2014 pump priming award recipient
Dr Rebecca Trueman, University of Nottingham
Development of a clinically valid co-morbid animal model of stroke for novel drug development.
Stroke is the leading cause of neurological disability in the UK and despite a lot of effort and research into new drugs, only one effective treatment has been developed for stroke, tissue plasminogen activator – a clot busting drug. Disappointingly this treatment is only suitable for 5-15% of patients who have a stroke. Therefore the development of new therapies is vital.

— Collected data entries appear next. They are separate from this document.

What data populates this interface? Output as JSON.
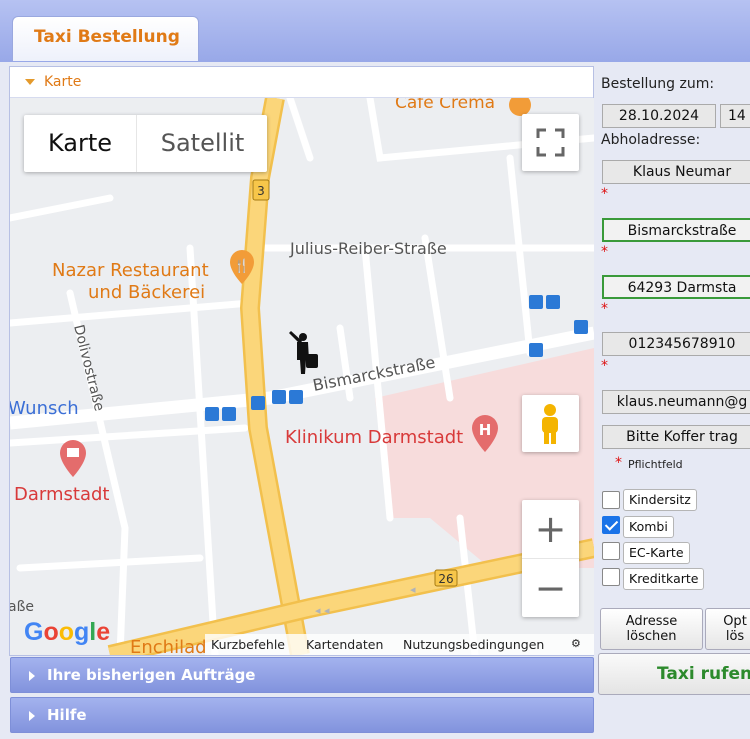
{
  "tab": {
    "title": "Taxi Bestellung"
  },
  "map_panel": {
    "header": "Karte",
    "map_type": {
      "map": "Karte",
      "satellite": "Satellit"
    },
    "labels": {
      "cafe": "Cafe Crema",
      "street_julius": "Julius-Reiber-Straße",
      "restaurant_line1": "Nazar Restaurant",
      "restaurant_line2": "und Bäckerei",
      "street_dolivo": "Dolivostraße",
      "street_bismarck": "Bismarckstraße",
      "wunsch": "Wunsch",
      "klinikum": "Klinikum Darmstadt",
      "darmstadt": "Darmstadt",
      "road_3": "3",
      "road_26": "26",
      "strasse_partial": "aße",
      "enchilada": "Enchilad"
    },
    "attribution": {
      "shortcuts": "Kurzbefehle",
      "mapdata": "Kartendaten",
      "terms": "Nutzungsbedingungen"
    },
    "google": "Google",
    "zoom_in": "+",
    "zoom_out": "−"
  },
  "accordions": {
    "history": "Ihre bisherigen Aufträge",
    "help": "Hilfe"
  },
  "form": {
    "order_for_label": "Bestellung zum:",
    "date": "28.10.2024",
    "time": "14",
    "pickup_label": "Abholadresse:",
    "name": "Klaus Neumar",
    "street": "Bismarckstraße",
    "city": "64293 Darmsta",
    "phone": "012345678910",
    "email": "klaus.neumann@g",
    "note": "Bitte Koffer trag",
    "required_star": "*",
    "required_note": "Pflichtfeld",
    "options": [
      {
        "label": "Kindersitz",
        "checked": false
      },
      {
        "label": "Kombi",
        "checked": true
      },
      {
        "label": "EC-Karte",
        "checked": false
      },
      {
        "label": "Kreditkarte",
        "checked": false
      }
    ],
    "btn_clear_address_l1": "Adresse",
    "btn_clear_address_l2": "löschen",
    "btn_clear_options_l1": "Opt",
    "btn_clear_options_l2": "lös",
    "btn_call_taxi": "Taxi rufen"
  },
  "colors": {
    "accent": "#e07a16",
    "tab_bar": "#98a8e8",
    "call_taxi": "#2c8a2c"
  }
}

Potential treatments for stroke have to be tested in animals, as currently there is no other way to reflect the complex interactions between the brain and blood vessels, and to determine how the stroke will affect levels of disability. However, one issue that has undoubtedly contributed to the failure in drug discovery for stroke is that the animals used are not reflective of the majority of the population of patients who have a stroke. Most animals are young, fit and healthy, whereas the average stroke patient is elderly and suffers from many other problems, such as high blood pressure, diabetes and obesity.
In order to test new potential treatments for stroke we plan to combine aging with a high fat diet. We will test these rats to see if they develop the biological changes seen such as high blood pressure, diabetes and obesity, alongside looking for changes in relevant markers in the blood and pathology of the blood vessels. We will then induce an artificial stroke in these rats, designing the most refined surgical method and post-surgical care regime causing the least suffering and harm possible. If successful, in future we will use aged, high fat-fed rats for testing potential new therapeutics.